WSJ Historically Speaking: From Ancient Greece to the Oscars, Acting Prizes Have Always Meant Drama

Photo: AGENCE FRANCE-PRESSE/GETTY IMAGES

Photo: AGENCE FRANCE-PRESSE/GETTY IMAGES

Some kind of controversy always seems to surround the Oscars. If it isn’t outrage beforehand over who was snubbed, it is derision afterward about the embarrassing speeches or the taste-­‐challenged outfits that were paraded down the red carpet.

Yet the “Oscar effect” on nominated movies can be transformative. In 2004, a low-key film about a female boxer had earned just $8.5 million. But after being nominated for best picture, “Million Dollar Baby” enjoyed a spectacular resurgence and raked in additional $56.4 million, according to the website Box Office Mojo.

The enormous financial rewards that the Oscars can bring are a far cry from the more modest prizes given out by their spiritual ancestor, the ancient Greek festival of Dionysus. Most historians agree that the festival was responsible for awarding the first drama prizes in history. The original winner, in the sixth century B.C., is said to have been Thespis, from whom the word “thespian” came. Instead of a golden statuette, Thespis received a live goat.

The goat, the emblem of Dionysus, had limited financial value but profound symbolic meaning. The word “tragedy” comes from the Greek tragoidia, which literally means “goat song.”

Since the judging was held in Athens, the mother of democracy, it was open to all male citizens. The 10-man jury was selected by lottery; to stymie potential corruption, each juror wrote down his three favorite plays on a tablet. On the last day of the festival, five of the tablets were chosen at random. The method seems to have worked well enough: The playwrights who won most often wereAeschylus, Sophocles and Euripides.

The golden age of classical drama ended in the second century B.C., when the Athenians stopped commissioning new plays in favor of revivals. An art that lives only in the past has no future, and it took a thousand years before live drama again became part of the West’s cultural fabric, with the emergence of the Christian mystery play.

It would take another thousand years for the Athenian example of competitions and prizes to return in its modern form. In January 1927, Louis B. Mayer of MGM brought together 35 of the biggest players in Hollywood to form the International Academy of Motion Pictures Arts and Sciences (the “international” part was soon dropped).

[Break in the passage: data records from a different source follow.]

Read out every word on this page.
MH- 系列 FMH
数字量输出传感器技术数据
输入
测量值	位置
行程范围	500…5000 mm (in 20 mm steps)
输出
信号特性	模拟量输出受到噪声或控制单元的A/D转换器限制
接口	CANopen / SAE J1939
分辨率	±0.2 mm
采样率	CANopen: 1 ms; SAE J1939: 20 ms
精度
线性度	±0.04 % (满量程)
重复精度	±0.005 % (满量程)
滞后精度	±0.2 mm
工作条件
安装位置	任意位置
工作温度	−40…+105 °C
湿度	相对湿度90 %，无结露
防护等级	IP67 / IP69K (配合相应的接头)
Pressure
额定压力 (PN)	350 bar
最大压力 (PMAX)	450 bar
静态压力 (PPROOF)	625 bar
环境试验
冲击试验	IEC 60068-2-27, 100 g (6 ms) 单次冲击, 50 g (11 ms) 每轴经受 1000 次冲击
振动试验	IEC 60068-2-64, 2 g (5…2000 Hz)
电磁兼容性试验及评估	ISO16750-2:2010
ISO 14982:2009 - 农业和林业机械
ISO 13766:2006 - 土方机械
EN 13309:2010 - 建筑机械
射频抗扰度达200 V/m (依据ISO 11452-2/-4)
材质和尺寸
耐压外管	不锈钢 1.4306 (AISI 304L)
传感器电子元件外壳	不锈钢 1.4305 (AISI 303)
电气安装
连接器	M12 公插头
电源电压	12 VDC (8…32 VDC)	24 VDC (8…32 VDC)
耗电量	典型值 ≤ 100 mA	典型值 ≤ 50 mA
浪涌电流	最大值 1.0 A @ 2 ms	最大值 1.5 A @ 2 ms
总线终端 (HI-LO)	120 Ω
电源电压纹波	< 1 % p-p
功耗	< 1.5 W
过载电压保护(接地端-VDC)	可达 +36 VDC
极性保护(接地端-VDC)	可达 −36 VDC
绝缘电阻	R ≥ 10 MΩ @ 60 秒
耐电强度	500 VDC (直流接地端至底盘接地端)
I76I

But the Academy Awards had trouble imitating the high-minded disinterestedness of their classical predecessor. In 1930, the judges apparently succumbed to Mary Pickford’s shameless campaigning for best actress. But her efforts looked tame once the studios became involved. In 1943, the jockeying was so bad that Hollywood columnist Edith Gwynn asked, “Why not give a statuette for the best ‘We want an Oscar’ publicity campaign?”

Inevitably, just as literary prizes have provoked mixed feelings among winners (in 1964, the French writer Jean-Paul Sartre declined the Nobel Prize in Literature for fear that he would be “transformed into an institution”), so too have some filmmakers questioned whether the Oscars actually harm good moviemaking.

The screenwriter Dudley Nichols, who was also a labor activist, handed back his 1935 award for “The Informer,” arguing that the academy was helping to prop up the unfair studio system. The actor George C. Scott accused the awards of gross self-promotion and refused to accept his 1970 best-actor Oscar for “Patton,” denouncing the event as “a two-hour meat parade, a public display with contrived suspense for economic reasons.” The multiple-Oscar winner Woody Allen has said, “When you see who wins those things—or who doesn’t win them—you can see how meaningless this Oscar thing is.”

Mr. Allen is right but also wrong in a broader sense. Whether it is a goat or a statuette, it isn’t the prize itself that matters but the invitation to become part of history.